Geiler G
Abteilung für Immunpathologie, Karl-Marx-Universität Leipzig.
Z Gesamte Inn Med. 1987 Aug 1;42(15):409-13.
The author describes, from a general pathological viewpoint, the primary inflammatory arthropathies (arthritic diseases) and the primary degenerative arthropathies (arthroses), basing himself on a description of the joint as a complex open system consisting primarily of the highly vascularized synovial membrane, the synovial fluid and the hyaline articular cartilage.
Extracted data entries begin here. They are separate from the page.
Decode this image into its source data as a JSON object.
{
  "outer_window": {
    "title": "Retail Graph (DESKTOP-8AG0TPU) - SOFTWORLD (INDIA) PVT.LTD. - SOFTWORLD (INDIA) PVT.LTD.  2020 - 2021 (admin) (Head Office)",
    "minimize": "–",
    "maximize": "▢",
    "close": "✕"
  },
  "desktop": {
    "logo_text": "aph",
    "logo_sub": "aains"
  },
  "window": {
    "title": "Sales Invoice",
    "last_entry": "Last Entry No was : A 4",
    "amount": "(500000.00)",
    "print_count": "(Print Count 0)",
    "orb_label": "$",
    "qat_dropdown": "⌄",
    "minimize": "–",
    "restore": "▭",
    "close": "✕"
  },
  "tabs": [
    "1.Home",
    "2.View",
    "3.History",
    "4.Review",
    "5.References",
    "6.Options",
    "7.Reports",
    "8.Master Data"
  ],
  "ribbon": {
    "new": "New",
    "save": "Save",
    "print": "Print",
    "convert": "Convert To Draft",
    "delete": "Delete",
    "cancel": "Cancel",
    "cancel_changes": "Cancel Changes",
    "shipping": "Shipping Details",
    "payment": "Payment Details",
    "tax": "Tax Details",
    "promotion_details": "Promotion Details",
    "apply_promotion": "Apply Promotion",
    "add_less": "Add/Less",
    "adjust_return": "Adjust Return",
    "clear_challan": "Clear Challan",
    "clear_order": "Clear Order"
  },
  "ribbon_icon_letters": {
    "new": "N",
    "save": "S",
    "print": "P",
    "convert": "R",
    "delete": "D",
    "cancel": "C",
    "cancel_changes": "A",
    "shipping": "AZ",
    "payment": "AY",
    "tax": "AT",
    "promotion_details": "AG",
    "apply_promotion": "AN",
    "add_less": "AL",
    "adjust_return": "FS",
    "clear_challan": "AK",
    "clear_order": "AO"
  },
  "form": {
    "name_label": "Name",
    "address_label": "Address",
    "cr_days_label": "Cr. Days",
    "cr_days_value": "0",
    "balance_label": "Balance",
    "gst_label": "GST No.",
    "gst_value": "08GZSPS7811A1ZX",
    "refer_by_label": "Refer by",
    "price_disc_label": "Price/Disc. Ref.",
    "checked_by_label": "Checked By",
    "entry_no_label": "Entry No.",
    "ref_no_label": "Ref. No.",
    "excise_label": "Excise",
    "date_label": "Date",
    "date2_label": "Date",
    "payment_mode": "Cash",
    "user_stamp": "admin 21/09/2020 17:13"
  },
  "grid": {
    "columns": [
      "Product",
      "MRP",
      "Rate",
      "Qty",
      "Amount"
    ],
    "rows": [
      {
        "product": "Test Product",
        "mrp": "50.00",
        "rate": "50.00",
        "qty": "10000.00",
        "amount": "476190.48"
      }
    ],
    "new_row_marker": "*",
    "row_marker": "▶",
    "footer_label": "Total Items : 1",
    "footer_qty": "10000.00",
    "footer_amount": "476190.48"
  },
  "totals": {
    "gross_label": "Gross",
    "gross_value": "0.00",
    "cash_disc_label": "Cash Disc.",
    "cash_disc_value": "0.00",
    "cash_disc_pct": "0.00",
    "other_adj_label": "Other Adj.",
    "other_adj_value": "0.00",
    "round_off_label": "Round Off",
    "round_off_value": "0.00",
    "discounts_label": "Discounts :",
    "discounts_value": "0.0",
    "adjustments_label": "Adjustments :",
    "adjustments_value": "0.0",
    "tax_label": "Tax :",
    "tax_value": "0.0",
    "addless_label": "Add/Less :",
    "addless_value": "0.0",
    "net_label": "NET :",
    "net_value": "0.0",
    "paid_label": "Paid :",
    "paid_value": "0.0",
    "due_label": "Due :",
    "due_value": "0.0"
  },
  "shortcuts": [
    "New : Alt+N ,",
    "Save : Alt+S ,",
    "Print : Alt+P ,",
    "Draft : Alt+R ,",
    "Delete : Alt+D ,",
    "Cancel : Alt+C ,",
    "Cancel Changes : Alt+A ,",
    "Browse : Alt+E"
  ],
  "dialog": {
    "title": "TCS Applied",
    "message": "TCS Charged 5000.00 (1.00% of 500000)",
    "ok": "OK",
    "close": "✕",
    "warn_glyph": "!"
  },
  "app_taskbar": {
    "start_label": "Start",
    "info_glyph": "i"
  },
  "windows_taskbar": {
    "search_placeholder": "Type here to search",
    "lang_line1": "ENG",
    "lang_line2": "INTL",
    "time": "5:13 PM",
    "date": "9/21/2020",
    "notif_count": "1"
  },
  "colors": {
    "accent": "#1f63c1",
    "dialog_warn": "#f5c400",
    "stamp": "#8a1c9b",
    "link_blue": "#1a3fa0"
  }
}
In the case of arthritis the primary lesion occurs in the synovial membrane. Different quantitative and qualitative morphological findings are obtained depending on the causes and duration of the disease and the pathomechanisms involved and, more specifically, on the involvement, or otherwise, of immunological mechanisms in the pathogenesis of arthritis. A classification of arthritic diseases following this concept is proposed. In the case of arthroses the primary lesion occurs in the non-vascularized hyaline cartilage. The latter reacts basically with metabolic disturbances which, from a morphological viewpoint, manifest themselves as degeneration and finally lead to cartilage necrosis. A distinction is made between primary arthrosis and secondary arthroses of known etiology. The close metabolic interaction of the synovial membrane and articular cartilage is the reason why, depending on the duration of the disease, arthritis develops into secondary arthrosis and the latter into secondary arthritis.